Il Messaggero La pessima domenica da tre punti del vecchio Edin

(M. Ferretti) Non conta aver vinto la seconda partita di fila in trasferta; non conta aver portato a casa sei punti segnando due reti e senza beccare gol; non conta restare in scia della Juventus nonostante un calendario d’inizio 2017 nettamente più complicato che per le avversarie dirette; non conta aver confezionato il quattordicesimo successo in 20 partite di campionato, il sesto nelle ultime sette partite. No, tutto questo non conta. L’unica cosa che conta, visto che dalle 15,20 di ieri non si parla d’altro, è la pippaggine di Dzeko. Il bosniaco, chiariamolo subito, è stato il peggiore della squadra di Luciano Spalletti. Nessun dubbio, in merito. Una prestazione negativa come non si vedeva da tempo, e non soltanto per il rigore (che El Shaarawy avrebbe voluto tirare) sbagliato in modo fantozziano con il pallone regalato al bambino friulano in curva. Edin dal cuore d’oro, verrebbe da dire.
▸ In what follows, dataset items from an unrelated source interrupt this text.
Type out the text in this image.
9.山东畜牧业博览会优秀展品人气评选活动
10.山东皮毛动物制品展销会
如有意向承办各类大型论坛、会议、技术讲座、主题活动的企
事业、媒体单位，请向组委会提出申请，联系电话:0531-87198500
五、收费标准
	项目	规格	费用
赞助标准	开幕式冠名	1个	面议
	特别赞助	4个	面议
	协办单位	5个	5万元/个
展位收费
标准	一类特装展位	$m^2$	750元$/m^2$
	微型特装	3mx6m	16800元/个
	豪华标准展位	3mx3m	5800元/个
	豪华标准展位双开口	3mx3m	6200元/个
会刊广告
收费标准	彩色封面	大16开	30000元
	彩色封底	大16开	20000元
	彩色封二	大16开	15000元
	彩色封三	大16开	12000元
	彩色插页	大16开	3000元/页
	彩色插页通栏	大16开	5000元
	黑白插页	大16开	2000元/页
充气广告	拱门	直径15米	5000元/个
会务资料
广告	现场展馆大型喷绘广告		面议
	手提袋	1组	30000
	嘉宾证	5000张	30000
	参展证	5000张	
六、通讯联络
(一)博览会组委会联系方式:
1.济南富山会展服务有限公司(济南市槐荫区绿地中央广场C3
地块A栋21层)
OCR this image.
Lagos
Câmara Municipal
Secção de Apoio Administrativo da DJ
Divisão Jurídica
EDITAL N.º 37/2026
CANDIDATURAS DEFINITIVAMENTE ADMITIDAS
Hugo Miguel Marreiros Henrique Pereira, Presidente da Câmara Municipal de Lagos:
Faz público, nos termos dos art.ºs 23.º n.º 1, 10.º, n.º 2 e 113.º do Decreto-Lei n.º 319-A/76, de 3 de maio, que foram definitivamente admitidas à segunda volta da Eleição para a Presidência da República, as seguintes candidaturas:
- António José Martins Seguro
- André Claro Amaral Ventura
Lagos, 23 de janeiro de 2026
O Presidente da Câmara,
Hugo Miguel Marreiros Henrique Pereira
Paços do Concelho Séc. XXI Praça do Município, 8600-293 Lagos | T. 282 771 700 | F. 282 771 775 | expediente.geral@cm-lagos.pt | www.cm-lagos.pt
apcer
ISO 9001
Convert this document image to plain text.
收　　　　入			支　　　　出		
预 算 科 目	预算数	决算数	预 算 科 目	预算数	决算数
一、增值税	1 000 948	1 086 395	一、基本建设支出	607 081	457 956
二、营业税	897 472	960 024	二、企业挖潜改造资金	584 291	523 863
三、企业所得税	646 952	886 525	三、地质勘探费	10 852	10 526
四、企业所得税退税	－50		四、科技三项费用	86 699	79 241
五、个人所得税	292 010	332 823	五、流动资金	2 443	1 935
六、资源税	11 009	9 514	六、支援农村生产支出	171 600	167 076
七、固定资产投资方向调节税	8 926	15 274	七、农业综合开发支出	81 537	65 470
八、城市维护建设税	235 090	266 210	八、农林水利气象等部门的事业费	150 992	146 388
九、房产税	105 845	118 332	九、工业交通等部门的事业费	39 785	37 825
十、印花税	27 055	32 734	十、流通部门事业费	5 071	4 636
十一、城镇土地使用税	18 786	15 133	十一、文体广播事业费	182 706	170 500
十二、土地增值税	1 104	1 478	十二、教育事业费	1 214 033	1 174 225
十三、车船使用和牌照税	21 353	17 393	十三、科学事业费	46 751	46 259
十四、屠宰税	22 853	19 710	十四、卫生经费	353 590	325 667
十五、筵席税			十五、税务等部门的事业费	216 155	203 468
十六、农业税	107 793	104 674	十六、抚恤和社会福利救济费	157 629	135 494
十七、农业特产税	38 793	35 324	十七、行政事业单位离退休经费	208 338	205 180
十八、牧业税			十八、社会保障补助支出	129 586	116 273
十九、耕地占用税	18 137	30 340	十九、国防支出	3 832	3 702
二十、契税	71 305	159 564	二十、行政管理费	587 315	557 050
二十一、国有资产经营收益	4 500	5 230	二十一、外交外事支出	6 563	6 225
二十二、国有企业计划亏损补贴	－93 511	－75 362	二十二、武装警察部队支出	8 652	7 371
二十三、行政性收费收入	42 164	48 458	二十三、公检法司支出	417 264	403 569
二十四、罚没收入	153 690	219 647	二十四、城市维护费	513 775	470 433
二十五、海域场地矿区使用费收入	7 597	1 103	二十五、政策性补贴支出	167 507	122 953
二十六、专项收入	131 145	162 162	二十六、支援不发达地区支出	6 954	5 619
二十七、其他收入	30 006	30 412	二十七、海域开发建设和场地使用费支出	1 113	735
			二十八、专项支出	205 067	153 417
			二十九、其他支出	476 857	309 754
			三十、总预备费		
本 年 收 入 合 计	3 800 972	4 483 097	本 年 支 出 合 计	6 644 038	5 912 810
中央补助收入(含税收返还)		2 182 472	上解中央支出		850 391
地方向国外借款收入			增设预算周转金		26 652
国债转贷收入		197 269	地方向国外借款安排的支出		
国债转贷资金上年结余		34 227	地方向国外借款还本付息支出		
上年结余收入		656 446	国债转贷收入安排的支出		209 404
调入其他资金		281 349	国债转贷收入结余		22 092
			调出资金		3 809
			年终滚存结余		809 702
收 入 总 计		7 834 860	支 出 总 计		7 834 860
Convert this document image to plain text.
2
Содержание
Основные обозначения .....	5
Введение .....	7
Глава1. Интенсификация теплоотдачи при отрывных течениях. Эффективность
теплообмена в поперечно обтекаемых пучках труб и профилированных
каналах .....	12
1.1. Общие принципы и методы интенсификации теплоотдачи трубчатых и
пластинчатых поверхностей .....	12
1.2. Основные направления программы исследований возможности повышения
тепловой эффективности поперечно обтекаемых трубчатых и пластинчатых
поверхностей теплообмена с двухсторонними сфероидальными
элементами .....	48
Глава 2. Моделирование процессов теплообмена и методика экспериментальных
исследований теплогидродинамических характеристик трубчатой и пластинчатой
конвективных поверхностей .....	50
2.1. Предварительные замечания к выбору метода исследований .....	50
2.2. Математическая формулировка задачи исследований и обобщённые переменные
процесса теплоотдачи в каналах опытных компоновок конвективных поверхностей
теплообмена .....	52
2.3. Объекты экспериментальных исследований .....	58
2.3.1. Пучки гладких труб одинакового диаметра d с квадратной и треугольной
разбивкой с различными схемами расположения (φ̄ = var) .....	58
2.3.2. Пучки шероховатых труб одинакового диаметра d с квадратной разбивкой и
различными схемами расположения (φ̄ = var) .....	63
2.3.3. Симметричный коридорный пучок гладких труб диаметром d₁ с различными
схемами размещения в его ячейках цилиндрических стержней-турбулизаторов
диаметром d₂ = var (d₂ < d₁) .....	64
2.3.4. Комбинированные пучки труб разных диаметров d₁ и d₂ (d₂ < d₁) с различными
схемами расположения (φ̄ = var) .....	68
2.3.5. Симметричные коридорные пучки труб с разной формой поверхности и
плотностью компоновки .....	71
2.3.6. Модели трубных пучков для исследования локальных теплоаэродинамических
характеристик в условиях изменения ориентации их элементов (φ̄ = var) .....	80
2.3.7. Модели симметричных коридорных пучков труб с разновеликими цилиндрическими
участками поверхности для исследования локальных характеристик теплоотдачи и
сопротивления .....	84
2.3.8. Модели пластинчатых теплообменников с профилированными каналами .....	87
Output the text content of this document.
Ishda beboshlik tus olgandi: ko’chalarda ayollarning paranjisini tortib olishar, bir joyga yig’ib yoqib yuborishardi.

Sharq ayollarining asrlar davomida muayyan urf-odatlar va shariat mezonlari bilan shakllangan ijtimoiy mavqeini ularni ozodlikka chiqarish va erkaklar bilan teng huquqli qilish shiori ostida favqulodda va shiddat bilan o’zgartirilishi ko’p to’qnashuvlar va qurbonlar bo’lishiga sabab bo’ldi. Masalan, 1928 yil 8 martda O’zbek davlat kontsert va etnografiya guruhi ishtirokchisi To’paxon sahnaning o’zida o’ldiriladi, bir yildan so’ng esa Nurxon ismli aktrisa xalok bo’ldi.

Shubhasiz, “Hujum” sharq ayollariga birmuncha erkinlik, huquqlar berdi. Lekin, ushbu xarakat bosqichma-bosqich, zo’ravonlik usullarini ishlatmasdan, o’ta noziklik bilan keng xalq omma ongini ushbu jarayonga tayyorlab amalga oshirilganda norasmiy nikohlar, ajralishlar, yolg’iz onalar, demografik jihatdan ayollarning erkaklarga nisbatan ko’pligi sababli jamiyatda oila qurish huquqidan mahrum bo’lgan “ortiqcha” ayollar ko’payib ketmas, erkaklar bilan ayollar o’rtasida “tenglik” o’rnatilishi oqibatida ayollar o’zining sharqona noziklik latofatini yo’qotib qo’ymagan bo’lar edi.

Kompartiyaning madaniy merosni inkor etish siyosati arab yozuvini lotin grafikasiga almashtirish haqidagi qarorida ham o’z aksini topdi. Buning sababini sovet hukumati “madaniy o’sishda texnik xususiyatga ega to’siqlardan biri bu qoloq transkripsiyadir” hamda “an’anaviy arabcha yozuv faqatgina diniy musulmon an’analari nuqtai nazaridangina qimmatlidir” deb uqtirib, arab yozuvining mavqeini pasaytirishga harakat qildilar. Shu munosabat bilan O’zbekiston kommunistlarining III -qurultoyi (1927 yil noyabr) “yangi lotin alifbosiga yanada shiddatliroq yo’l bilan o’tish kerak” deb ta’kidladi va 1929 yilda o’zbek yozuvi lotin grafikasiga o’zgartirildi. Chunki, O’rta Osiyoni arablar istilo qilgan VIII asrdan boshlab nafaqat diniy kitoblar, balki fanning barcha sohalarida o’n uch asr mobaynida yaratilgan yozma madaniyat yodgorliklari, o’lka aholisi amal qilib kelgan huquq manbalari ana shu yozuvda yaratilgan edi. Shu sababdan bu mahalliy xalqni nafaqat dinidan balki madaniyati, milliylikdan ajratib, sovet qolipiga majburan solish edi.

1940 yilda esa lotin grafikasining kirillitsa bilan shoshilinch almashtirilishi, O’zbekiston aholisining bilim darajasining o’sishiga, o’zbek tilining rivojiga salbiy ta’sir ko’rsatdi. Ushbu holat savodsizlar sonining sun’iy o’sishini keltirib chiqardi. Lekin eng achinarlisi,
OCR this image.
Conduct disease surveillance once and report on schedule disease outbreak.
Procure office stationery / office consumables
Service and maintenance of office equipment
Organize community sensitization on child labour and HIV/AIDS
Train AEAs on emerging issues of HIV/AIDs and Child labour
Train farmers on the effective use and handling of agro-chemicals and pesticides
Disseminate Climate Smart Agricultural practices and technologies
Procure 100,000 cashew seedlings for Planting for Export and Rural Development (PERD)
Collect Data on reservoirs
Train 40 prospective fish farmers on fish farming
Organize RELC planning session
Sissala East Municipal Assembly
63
Quanto si legge sui social dal fischio finale di Damato (ma anche da prima, a dire il vero…) sul suo conto è un campionario di battute divertenti e insulti pesanti. E meno male che la Roma ha vinto… Figuriamoci cosa sarebbe accaduto, e scritto, se i giallorossi non avessero centrato il bersaglio grosso: Dzeko probabilmente non avrebbe neppure avuto la possibilità di rientrare nella Capitale. Le critiche ci stanno, e mai come stavolta Edin merita quelle negative; ma da lì a (ri)mettere tutto in discussione sul conto del capitano della Bosnia ce ne passa, ed appare un po’ eccessivo.

ERRORI E ORRORI – Perché i 13 gol che sono stati già refertati in campionato non si possono, anzi non si devono dimenticare. Certo, Dzeko non può cullarsi sugli allori di quelle reti, deve dare ancora tanto alla Roma e ai suoi tifosi; deve essere sempre (più) cattivo, come implora il suo allenatore, ma – al di là degli errori (orrori…) di Udine – resta un uomo fondamentale nell’economia della seconda in classifica. Solo che sul suo rendimento non ci sono mai mezze misure, in un senso o nell’altro: se segna, è un fenomeno; se non segna, un emerito pippone da cacciare prima possibile a calci nel sedere. Il numero 9 della Roma non è, non lo è mai stato e mai sarà il miglior centravanti del mondo; è semplicemente un professionista che conosce il mestiere, e che – come tutti – può incappare in una giornata pessima. Come accaduto al Friuli. Tutto il resto sono chiacchiere, spesso pretestuose e molto spesso a tassametro. Perché nonostante Dzeko ai minimi termini la Roma ha vinto. E, se ci pensate bene, questo è addirittura un bel segnale.